One’s path, to my inward seeing,
Was light with a wondrous day,
And led to the heights of being,
And an angel showed the way.
The other lay where Marah’s
Hot sands with snares are strewn—
Through many a darksome forest,
And the way was roughly hewn.
A faith to my soul was given—
The weird sleep-vision o’er—
And I turned from the child in heaven
To the child that played on the floor.
* * * * *
LIFE’S WAY.
Good-bye, sweetheart, he said, and clasped her hand,
And rained his kisses on her tear-wet
face;
Then broke away, and in a foreign land.
For her dear sake, sought gold, that he
might place
Love’s jeweled crown upon his queen’s
fair brow,
And pour his hard-won treasures at her
feet;
And swore, than Heaven, than life itself, his vow
To her he held more sacred and more sweet.
She waited as the woman only may
Whose eyes are blinded oft with unshed
tears;
Lines on her forehead grew, and threads of gray;
The weary days crept into weary years.
“Oh stars, go down! Oh sun, be shrouded
now!
My love comes not; he does not live,”
she said;
And brushed the curls he’d kissed back from
her brow,
And pout on mourning for her dead.
And still as oft the day came round that he
Had left his warm good-bye upon her lips,
As oft she sought the head-land by sea,
And longing watched the far-off white-sailed
ships.
To-day, the low sand-beach was over-strewn;
Torn sail, and broken spar and human form,
’Gulfed by the waves, and crushed, and then
out-thrown—
A ship went down in yester-night’s
wild storm.
She walked among the debris, and the dead,
As some sweet mercy-sister on her round,
Scanning each up-turned face with nameless dread,
For aught of life; her tireless searching
found
A babe—a waif with tawny tangled locks,
And great blue eyes with wonder brimming
o’er;
Of all the human freight wrecked on the rocks,
The only living thing that washed ashore.
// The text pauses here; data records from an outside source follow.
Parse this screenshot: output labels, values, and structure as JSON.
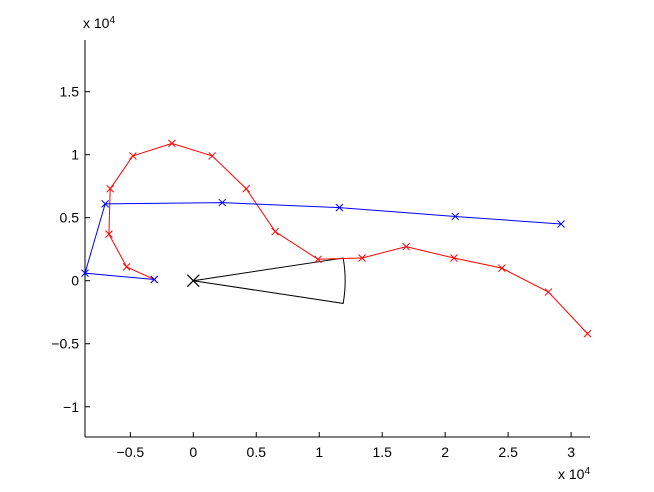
{
  "chart_data": {
    "type": "line",
    "x_exponent_label": "x 10",
    "x_exponent_power": "4",
    "y_exponent_label": "x 10",
    "y_exponent_power": "4",
    "xlim": [
      -0.86,
      3.15
    ],
    "ylim": [
      -1.24,
      1.91
    ],
    "xticks": [
      -0.5,
      0,
      0.5,
      1,
      1.5,
      2,
      2.5,
      3
    ],
    "xtick_labels": [
      "−0.5",
      "0",
      "0.5",
      "1",
      "1.5",
      "2",
      "2.5",
      "3"
    ],
    "yticks": [
      -1,
      -0.5,
      0,
      0.5,
      1,
      1.5
    ],
    "ytick_labels": [
      "−1",
      "−0.5",
      "0",
      "0.5",
      "1",
      "1.5"
    ],
    "grid": false,
    "series": [
      {
        "color": "#ff0000",
        "marker": "x",
        "x": [
          -0.31,
          -0.53,
          -0.67,
          -0.66,
          -0.48,
          -0.17,
          0.15,
          0.42,
          0.65,
          0.99,
          1.34,
          1.69,
          2.07,
          2.45,
          2.82,
          3.13
        ],
        "y": [
          0.01,
          0.11,
          0.37,
          0.73,
          0.99,
          1.09,
          0.99,
          0.73,
          0.39,
          0.17,
          0.18,
          0.27,
          0.18,
          0.1,
          -0.09,
          -0.42
        ]
      },
      {
        "color": "#0000ff",
        "marker": "x",
        "x": [
          -0.31,
          -0.86,
          -0.7,
          0.23,
          1.16,
          2.08,
          2.92
        ],
        "y": [
          0.01,
          0.06,
          0.61,
          0.62,
          0.58,
          0.51,
          0.45
        ]
      }
    ],
    "annotations": [
      {
        "kind": "sector",
        "color": "#000000",
        "center": [
          0,
          0
        ],
        "vertex_upper": [
          1.19,
          0.18
        ],
        "vertex_lower": [
          1.19,
          -0.18
        ]
      }
    ]
  }
}
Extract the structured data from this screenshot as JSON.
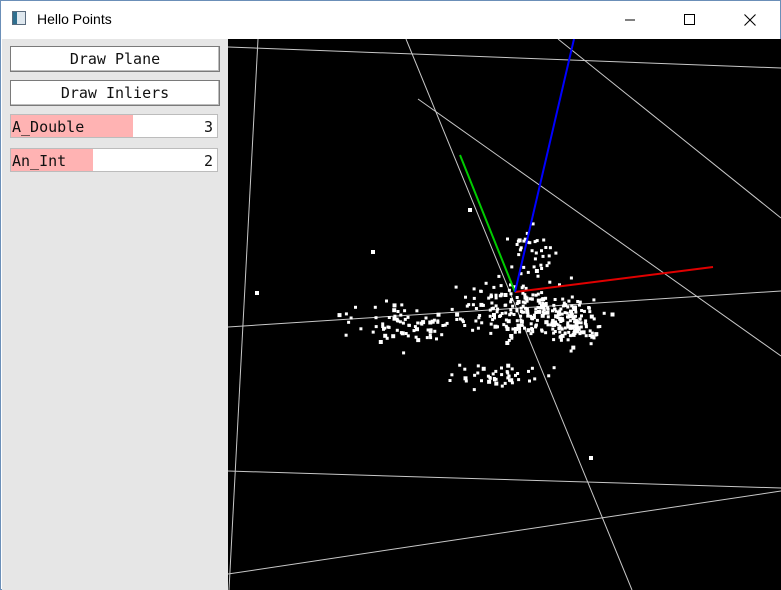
{
  "window": {
    "title": "Hello Points"
  },
  "panel": {
    "buttons": [
      {
        "label": "Draw Plane"
      },
      {
        "label": "Draw Inliers"
      }
    ],
    "sliders": [
      {
        "label": "A_Double",
        "value": "3",
        "level": 0.59
      },
      {
        "label": "An_Int",
        "value": "2",
        "level": 0.4
      }
    ]
  },
  "viewport": {
    "background": "#000000",
    "grid_color": "#c8c8c8",
    "point_color": "#ffffff",
    "axis_colors": {
      "x": "#e00000",
      "y": "#00cc00",
      "z": "#0000ff"
    }
  },
  "colors": {
    "panel_bg": "#e6e6e6",
    "slider_fill": "#ffb3b3"
  }
}
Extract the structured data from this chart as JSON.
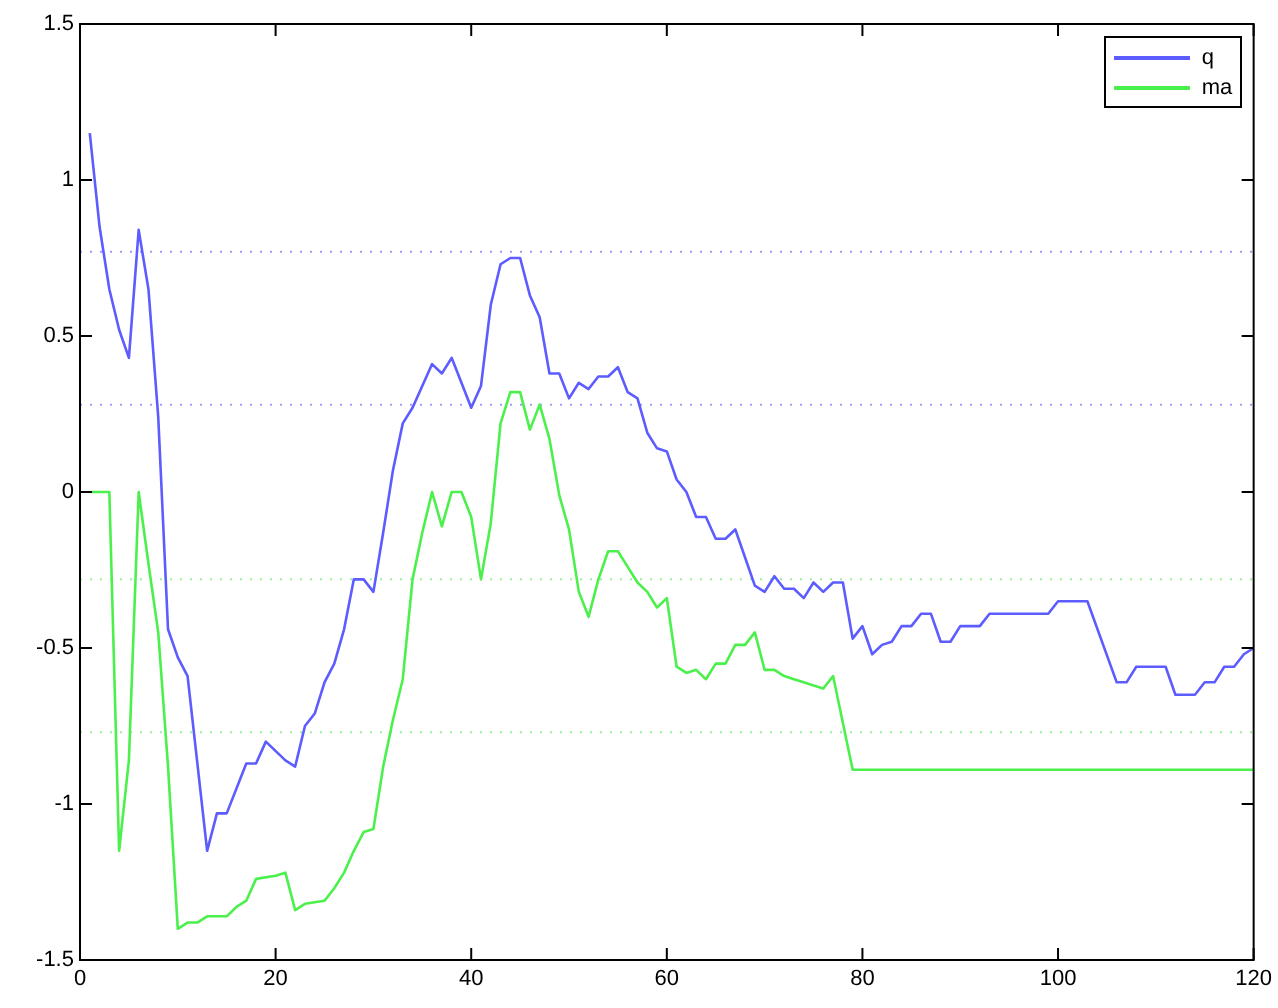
{
  "chart_data": {
    "type": "line",
    "xlim": [
      0,
      120
    ],
    "xticks": [
      0,
      20,
      40,
      60,
      80,
      100,
      120
    ],
    "ylim": [
      -1.5,
      1.5
    ],
    "yticks": [
      -1.5,
      -1,
      -0.5,
      0,
      0.5,
      1,
      1.5
    ],
    "grid": false,
    "legend": "top right",
    "marker": "none",
    "line_style": "solid",
    "series": [
      {
        "name": "q",
        "color": "#5c5cff",
        "x": [
          1,
          2,
          3,
          4,
          5,
          6,
          7,
          8,
          9,
          10,
          11,
          13,
          14,
          15,
          17,
          18,
          19,
          21,
          22,
          23,
          24,
          25,
          26,
          27,
          28,
          29,
          30,
          31,
          32,
          33,
          34,
          36,
          37,
          38,
          40,
          41,
          42,
          43,
          44,
          45,
          46,
          47,
          48,
          49,
          50,
          51,
          52,
          53,
          54,
          55,
          56,
          57,
          58,
          59,
          60,
          61,
          62,
          63,
          64,
          65,
          66,
          67,
          68,
          69,
          70,
          71,
          72,
          73,
          74,
          75,
          76,
          77,
          78,
          79,
          80,
          81,
          82,
          83,
          84,
          85,
          86,
          87,
          88,
          89,
          90,
          92,
          93,
          99,
          100,
          103,
          106,
          107,
          108,
          111,
          112,
          114,
          115,
          116,
          117,
          118,
          119,
          120
        ],
        "values": [
          1.15,
          0.85,
          0.65,
          0.52,
          0.43,
          0.84,
          0.65,
          0.24,
          -0.44,
          -0.53,
          -0.59,
          -1.15,
          -1.03,
          -1.03,
          -0.87,
          -0.87,
          -0.8,
          -0.86,
          -0.88,
          -0.75,
          -0.71,
          -0.61,
          -0.55,
          -0.44,
          -0.28,
          -0.28,
          -0.32,
          -0.13,
          0.07,
          0.22,
          0.27,
          0.41,
          0.38,
          0.43,
          0.27,
          0.34,
          0.6,
          0.73,
          0.75,
          0.75,
          0.63,
          0.56,
          0.38,
          0.38,
          0.3,
          0.35,
          0.33,
          0.37,
          0.37,
          0.4,
          0.32,
          0.3,
          0.19,
          0.14,
          0.13,
          0.04,
          0,
          -0.08,
          -0.08,
          -0.15,
          -0.15,
          -0.12,
          -0.21,
          -0.3,
          -0.32,
          -0.27,
          -0.31,
          -0.31,
          -0.34,
          -0.29,
          -0.32,
          -0.29,
          -0.29,
          -0.47,
          -0.43,
          -0.52,
          -0.49,
          -0.48,
          -0.43,
          -0.43,
          -0.39,
          -0.39,
          -0.48,
          -0.48,
          -0.43,
          -0.43,
          -0.39,
          -0.39,
          -0.35,
          -0.35,
          -0.61,
          -0.61,
          -0.56,
          -0.56,
          -0.65,
          -0.65,
          -0.61,
          -0.61,
          -0.56,
          -0.56,
          -0.52,
          -0.5
        ]
      },
      {
        "name": "ma",
        "color": "#4cf04c",
        "x": [
          1,
          3,
          4,
          5,
          6,
          7,
          8,
          9,
          10,
          11,
          12,
          13,
          15,
          16,
          17,
          18,
          20,
          21,
          22,
          23,
          25,
          26,
          27,
          28,
          29,
          30,
          31,
          32,
          33,
          34,
          35,
          36,
          37,
          38,
          39,
          40,
          41,
          42,
          43,
          44,
          45,
          46,
          47,
          48,
          49,
          50,
          51,
          52,
          53,
          54,
          55,
          56,
          57,
          58,
          59,
          60,
          61,
          62,
          63,
          64,
          65,
          66,
          67,
          68,
          69,
          70,
          71,
          72,
          73,
          74,
          75,
          76,
          77,
          79,
          120
        ],
        "values": [
          0,
          0,
          -1.15,
          -0.86,
          0,
          -0.23,
          -0.45,
          -0.88,
          -1.4,
          -1.38,
          -1.38,
          -1.36,
          -1.36,
          -1.33,
          -1.31,
          -1.24,
          -1.23,
          -1.22,
          -1.34,
          -1.32,
          -1.31,
          -1.27,
          -1.22,
          -1.15,
          -1.09,
          -1.08,
          -0.88,
          -0.73,
          -0.6,
          -0.28,
          -0.13,
          0,
          -0.11,
          0,
          0,
          -0.08,
          -0.28,
          -0.1,
          0.22,
          0.32,
          0.32,
          0.2,
          0.28,
          0.17,
          -0.01,
          -0.12,
          -0.32,
          -0.4,
          -0.28,
          -0.19,
          -0.19,
          -0.24,
          -0.29,
          -0.32,
          -0.37,
          -0.34,
          -0.56,
          -0.58,
          -0.57,
          -0.6,
          -0.55,
          -0.55,
          -0.49,
          -0.49,
          -0.45,
          -0.57,
          -0.57,
          -0.59,
          -0.6,
          -0.61,
          -0.62,
          -0.63,
          -0.59,
          -0.89,
          -0.89
        ]
      }
    ],
    "ref_lines": [
      {
        "axis": "y",
        "value": 0.77,
        "color": "#9c9cff",
        "line_style": "dotted"
      },
      {
        "axis": "y",
        "value": 0.28,
        "color": "#9c9cff",
        "line_style": "dotted"
      },
      {
        "axis": "y",
        "value": -0.28,
        "color": "#9cf09c",
        "line_style": "dotted"
      },
      {
        "axis": "y",
        "value": -0.77,
        "color": "#9cf09c",
        "line_style": "dotted"
      }
    ]
  }
}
A pearl-gemmed golden case upon its breast
She oped, then stared, her eyes a-sudden
wild,
A name, a pictured face told all the rest;
His name—his face—his
child!
* * * * *
UNCLE SAM’S SOLILOQUY.
I’m a century old and more to-day—
A ripe old age for a modern man,—
Yet they who rocked my cradle, they say,
Predicted a thousand years my span;
They christened me at the fount of prayer,
And gave me a star-gemmed robe to wear.
My first free breath was battle-smoke
A prayerful nurses did not abhor
The sounds that first my ear awoke—
The clash and din and shout of war.
They pressed in my hand a crown of might
And pointed my way to the eagle’s flight.